By David Shaw ERJ staff
Hannover - Continental has unveiled a new automated brake test facility at its ContiDrom tyre proving ground near Hannover. The facility offers fully automated, driverless testing of braking performance on a variety of surfaces, including ice. The road surfaces and the ambient environment are both fully climate-controlled.
The aim of the euro 12 million facility is first to improve the repeatability of braking tests; second to relieve pressure on human test drivers and third to ensure tests can be carried out 24/7 irrespective of weather or other external factors.
The facility, known as AIBA (Automated Indoor Braking Analyzer), is now fully complete, but will not be producing active results for another few months while the road surfaces stabilise. However, even in simulated tests performed for financial analysts and journalists, the system delivered remarkable repeatability. In eight runs, the start speed varied from 84.78 km/h to 85.10 km/h and the braking distance (80 km/h - 20 km/h) varied from 25.70m to 26.37m. Conti said it confidently expects the facility to deliver braking repeatability to better than +/-0.2m compared with around +/-1.2m using existing systems with human drivers.
The system draws on roller coaster technology. Vehicles are moved around the facility using a rail similar to the rails used by rollercoasters. Vehicles are launched to a maximum speed of 120 km/h using a linear motor which is capable of accelerating a vehicle up to 3,5 tonnes to the maximum speed in around 5 seconds - or around 2.5g. In practice, however, the system is de-tuned to deliver a maximum acceleration of 0.6g which his comparable with the take-off acceleration of a commercial airliner.

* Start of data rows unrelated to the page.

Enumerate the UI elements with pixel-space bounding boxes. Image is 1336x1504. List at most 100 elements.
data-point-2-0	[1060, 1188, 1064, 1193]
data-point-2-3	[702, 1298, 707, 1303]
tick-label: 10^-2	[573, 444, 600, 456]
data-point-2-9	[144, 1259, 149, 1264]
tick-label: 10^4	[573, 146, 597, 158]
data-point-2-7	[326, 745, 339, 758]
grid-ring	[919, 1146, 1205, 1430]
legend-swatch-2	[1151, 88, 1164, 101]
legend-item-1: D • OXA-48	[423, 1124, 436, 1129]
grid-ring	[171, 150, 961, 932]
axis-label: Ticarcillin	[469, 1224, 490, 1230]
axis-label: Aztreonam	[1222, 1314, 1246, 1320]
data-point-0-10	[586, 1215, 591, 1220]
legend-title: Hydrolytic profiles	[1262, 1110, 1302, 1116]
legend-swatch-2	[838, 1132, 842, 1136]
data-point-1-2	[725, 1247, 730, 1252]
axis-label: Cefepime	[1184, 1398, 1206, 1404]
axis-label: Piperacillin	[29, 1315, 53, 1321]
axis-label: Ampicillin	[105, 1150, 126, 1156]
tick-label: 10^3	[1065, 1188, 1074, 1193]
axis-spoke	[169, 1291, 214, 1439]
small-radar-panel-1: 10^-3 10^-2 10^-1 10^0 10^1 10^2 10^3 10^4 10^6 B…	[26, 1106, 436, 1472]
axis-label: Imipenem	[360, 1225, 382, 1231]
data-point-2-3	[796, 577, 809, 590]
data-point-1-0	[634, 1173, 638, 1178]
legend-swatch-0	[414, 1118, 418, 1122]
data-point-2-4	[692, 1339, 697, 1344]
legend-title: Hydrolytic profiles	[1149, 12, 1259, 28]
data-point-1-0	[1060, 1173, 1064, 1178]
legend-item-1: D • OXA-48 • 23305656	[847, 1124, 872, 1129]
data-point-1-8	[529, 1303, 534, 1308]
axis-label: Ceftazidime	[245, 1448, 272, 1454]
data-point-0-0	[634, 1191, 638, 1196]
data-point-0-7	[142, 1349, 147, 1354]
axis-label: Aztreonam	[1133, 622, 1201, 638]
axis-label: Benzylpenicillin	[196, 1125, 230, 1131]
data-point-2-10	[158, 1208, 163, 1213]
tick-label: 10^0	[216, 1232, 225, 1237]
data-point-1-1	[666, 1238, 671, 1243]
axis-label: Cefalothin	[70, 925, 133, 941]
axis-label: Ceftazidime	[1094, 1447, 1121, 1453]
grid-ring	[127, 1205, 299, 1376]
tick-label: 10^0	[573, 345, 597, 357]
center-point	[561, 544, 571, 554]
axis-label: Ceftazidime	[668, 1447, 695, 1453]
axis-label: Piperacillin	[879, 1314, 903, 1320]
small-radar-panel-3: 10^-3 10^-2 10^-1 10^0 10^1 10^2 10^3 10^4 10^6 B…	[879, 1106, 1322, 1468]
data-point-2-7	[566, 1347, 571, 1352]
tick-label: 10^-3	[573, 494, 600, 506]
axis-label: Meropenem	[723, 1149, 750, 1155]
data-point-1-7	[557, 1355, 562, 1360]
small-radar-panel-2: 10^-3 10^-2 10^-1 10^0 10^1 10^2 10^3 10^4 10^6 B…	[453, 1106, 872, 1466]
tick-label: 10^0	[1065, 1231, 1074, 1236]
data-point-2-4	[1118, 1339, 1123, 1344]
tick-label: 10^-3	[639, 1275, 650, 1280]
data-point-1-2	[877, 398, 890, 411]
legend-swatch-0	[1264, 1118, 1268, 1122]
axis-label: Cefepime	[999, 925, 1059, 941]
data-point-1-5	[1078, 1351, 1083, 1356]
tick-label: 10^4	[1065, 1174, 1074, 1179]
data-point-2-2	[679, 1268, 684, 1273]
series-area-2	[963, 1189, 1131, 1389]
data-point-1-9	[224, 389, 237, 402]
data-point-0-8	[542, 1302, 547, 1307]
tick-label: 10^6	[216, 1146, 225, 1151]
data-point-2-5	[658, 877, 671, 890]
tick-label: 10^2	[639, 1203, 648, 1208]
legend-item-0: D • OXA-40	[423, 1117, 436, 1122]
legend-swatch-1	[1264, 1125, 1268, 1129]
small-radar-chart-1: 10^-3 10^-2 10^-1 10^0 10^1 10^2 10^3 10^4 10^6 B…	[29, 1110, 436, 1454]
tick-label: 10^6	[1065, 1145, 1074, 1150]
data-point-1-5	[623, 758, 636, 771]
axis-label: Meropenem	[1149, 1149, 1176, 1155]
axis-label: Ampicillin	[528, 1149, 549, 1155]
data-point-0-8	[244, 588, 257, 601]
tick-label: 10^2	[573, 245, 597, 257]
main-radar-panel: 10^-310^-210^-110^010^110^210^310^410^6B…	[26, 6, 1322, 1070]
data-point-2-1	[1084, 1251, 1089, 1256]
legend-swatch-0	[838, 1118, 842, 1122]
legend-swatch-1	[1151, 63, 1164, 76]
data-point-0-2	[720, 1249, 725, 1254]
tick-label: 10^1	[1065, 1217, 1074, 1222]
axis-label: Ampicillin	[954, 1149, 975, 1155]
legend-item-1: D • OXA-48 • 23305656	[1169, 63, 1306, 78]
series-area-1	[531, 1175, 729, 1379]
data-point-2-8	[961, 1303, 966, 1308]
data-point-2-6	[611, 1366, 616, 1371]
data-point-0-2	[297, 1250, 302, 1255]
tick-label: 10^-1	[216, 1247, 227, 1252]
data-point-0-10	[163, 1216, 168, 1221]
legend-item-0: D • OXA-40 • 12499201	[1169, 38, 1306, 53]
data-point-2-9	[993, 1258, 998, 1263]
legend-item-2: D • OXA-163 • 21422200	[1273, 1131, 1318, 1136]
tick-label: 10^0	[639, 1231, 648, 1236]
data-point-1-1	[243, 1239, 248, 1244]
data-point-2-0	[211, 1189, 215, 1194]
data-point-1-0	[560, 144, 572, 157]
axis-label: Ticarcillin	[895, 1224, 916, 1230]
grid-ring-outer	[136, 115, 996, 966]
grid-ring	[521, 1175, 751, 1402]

Engineer Cord Spenger who originally developed the idea said the project is cost-neutral. Savings generated by reductions in costs of test drivers; reductions in shipping tyres and other equipment to overseas test tracks; savings in hiring ice rinks and suchlike can offset the capital and operational cost of the facility. He said the whole project began almost exactly 2 years ago.

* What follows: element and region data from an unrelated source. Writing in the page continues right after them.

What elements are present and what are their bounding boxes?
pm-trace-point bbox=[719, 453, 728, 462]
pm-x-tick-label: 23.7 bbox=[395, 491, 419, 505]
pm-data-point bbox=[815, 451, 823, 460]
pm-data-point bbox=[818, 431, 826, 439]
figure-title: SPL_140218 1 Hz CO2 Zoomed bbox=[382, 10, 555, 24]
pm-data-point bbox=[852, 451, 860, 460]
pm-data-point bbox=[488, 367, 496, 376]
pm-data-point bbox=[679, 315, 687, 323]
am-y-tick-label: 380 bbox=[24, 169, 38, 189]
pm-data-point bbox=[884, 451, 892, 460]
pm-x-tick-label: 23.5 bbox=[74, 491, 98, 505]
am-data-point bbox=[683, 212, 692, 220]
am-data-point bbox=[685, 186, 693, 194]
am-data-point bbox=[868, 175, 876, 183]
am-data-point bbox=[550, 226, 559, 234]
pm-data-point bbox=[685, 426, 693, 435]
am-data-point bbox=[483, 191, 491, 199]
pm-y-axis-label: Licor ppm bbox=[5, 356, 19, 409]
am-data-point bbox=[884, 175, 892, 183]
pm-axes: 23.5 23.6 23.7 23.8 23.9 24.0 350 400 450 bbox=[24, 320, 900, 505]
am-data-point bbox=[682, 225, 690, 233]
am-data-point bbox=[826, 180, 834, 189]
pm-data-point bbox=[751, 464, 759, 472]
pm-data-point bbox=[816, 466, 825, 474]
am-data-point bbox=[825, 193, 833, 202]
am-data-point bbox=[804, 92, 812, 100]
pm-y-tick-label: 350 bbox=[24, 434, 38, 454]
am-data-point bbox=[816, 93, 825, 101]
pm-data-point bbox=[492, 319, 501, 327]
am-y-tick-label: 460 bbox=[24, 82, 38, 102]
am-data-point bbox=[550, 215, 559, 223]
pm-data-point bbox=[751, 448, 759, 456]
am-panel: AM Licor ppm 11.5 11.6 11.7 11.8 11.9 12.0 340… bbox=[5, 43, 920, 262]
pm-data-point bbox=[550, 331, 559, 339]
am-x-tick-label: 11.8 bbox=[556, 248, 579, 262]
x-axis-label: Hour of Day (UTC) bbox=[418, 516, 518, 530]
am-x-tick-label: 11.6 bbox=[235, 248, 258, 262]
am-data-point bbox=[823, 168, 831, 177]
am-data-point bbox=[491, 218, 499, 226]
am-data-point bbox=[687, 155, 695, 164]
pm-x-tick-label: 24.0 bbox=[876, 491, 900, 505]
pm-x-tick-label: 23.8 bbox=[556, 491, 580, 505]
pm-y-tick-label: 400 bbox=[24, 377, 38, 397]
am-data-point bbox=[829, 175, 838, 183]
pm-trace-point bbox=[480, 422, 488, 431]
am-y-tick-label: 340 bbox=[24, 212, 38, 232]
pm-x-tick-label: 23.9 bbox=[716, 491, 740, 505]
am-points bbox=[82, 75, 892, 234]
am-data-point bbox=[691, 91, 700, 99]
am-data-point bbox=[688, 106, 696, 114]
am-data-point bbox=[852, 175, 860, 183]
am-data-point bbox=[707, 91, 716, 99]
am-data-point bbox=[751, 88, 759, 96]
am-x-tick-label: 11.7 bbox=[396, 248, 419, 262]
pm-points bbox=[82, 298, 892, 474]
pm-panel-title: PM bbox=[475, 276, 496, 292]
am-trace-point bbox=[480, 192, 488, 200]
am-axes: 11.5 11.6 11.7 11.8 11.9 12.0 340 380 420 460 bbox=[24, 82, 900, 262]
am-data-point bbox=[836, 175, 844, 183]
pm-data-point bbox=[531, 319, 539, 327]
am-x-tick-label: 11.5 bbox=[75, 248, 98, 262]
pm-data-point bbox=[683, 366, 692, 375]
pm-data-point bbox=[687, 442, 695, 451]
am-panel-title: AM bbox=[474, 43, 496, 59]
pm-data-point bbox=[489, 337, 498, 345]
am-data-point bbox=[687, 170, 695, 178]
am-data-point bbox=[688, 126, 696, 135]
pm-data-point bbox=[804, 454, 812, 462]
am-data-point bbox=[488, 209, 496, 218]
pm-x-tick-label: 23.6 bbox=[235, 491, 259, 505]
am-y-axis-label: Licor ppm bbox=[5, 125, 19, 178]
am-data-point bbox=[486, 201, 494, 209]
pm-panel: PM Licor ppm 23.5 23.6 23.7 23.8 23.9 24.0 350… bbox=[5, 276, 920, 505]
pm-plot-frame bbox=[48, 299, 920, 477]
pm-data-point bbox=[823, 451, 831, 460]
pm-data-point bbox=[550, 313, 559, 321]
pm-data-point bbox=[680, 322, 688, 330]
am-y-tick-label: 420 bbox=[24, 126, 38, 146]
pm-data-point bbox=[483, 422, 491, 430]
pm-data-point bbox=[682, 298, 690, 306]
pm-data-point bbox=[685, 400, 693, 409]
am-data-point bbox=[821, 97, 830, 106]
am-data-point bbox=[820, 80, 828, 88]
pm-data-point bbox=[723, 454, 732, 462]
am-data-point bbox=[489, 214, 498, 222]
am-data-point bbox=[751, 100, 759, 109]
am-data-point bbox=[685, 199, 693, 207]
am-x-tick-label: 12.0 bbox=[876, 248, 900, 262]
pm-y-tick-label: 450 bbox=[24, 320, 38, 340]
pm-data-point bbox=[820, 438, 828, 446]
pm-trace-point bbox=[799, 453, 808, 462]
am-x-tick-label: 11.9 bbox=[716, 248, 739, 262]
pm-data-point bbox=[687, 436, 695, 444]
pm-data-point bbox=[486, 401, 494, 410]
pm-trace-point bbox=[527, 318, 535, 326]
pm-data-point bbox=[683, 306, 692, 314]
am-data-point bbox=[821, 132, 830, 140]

The facility is some 300m long. The active area of the facility involves a 100m acceleration phase with the linear motor and a 75m deceleration section. The full 75m section of test surface can be moved and replaced. Each 75m long concrete, steel and asphalt cassette is stored in a soak room where it can be adjusted to a specified temperature prior to use. The ambient temperature can also be adjusted with great accuracy.
Currently the facility can store three 75m long cassettes. One of these can be positioned outdoors as part of a separate test track. Conti aims to see if weathering due to sun, rain, snow and other elements makes a difference to the road surface. The outdoor area is also used to re-lay the asphalt or concrete surface on the cassette. The main indoor test track cassettes can be changed from one to another in around 8 minutes.

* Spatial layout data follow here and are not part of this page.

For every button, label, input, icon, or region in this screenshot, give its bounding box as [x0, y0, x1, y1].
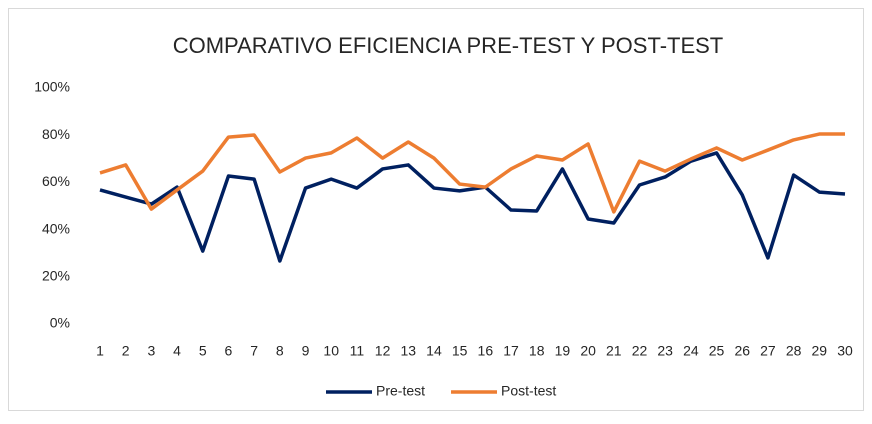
x-tick-label: 24	[683, 343, 699, 359]
x-tick-label: 2	[122, 343, 130, 359]
x-tick-label: 21	[606, 343, 622, 359]
x-tick-label: 16	[478, 343, 494, 359]
x-tick-label: 3	[147, 343, 155, 359]
x-tick-label: 18	[529, 343, 545, 359]
x-tick-label: 7	[250, 343, 258, 359]
y-tick-label: 100%	[34, 79, 70, 95]
x-tick-label: 6	[225, 343, 233, 359]
y-tick-label: 0%	[50, 315, 70, 331]
x-tick-label: 27	[760, 343, 776, 359]
x-tick-label: 25	[709, 343, 725, 359]
x-tick-label: 4	[173, 343, 181, 359]
x-tick-label: 11	[350, 343, 365, 359]
y-tick-label: 80%	[42, 126, 70, 142]
x-tick-label: 8	[276, 343, 284, 359]
line-series	[99, 132, 845, 214]
x-tick-label: 17	[503, 343, 519, 359]
x-tick-label: 9	[302, 343, 310, 359]
x-tick-label: 29	[812, 343, 828, 359]
x-tick-label: 28	[786, 343, 802, 359]
x-tick-label: 23	[657, 343, 673, 359]
x-tick-label: 20	[580, 343, 596, 359]
x-tick-label: 12	[375, 343, 391, 359]
x-tick-label: 15	[452, 343, 468, 359]
x-tick-label: 13	[400, 343, 416, 359]
x-tick-label: 5	[199, 343, 207, 359]
x-tick-label: 26	[734, 343, 750, 359]
x-tick-label: 10	[323, 343, 339, 359]
x-tick-label: 14	[426, 343, 442, 359]
line-series	[99, 151, 846, 263]
x-tick-label: 1	[96, 343, 104, 359]
y-tick-label: 40%	[42, 220, 70, 236]
chart-title: COMPARATIVO EFICIENCIA PRE-TEST Y POST-T…	[173, 33, 724, 58]
legend-label: Pre-test	[376, 383, 425, 399]
y-tick-label: 60%	[42, 173, 70, 189]
x-tick-label: 19	[555, 343, 571, 359]
y-tick-label: 20%	[42, 268, 70, 284]
legend-label: Post-test	[501, 383, 556, 399]
x-tick-label: 30	[837, 343, 853, 359]
x-tick-label: 22	[632, 343, 648, 359]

The ice facility is not part of the fully automated facility, but runs parallel with that track. Vehicles are tested using conventional test drivers. However, it is an advance on conventional ice rinks as the cooling system has been designed to maintain an even ice temperature down the track. Conventional ice rinks involve only one or two cooling units. This means the ice temperature varies from the centre to the edge. The Conti facility has multiple cooling units. The ice temperature can be controlled between -10C and -1C. The ambient conditions can be varied between 5C and 12C. Conti said this enables the company to evaluate the critical conditions as the ice is approaching its melting point. The surface is thick enough to accept studded tyres as well as more conventional cold-weather tyres.
Conti said the facility can run up to 15 tests per hour, 24 hours a day.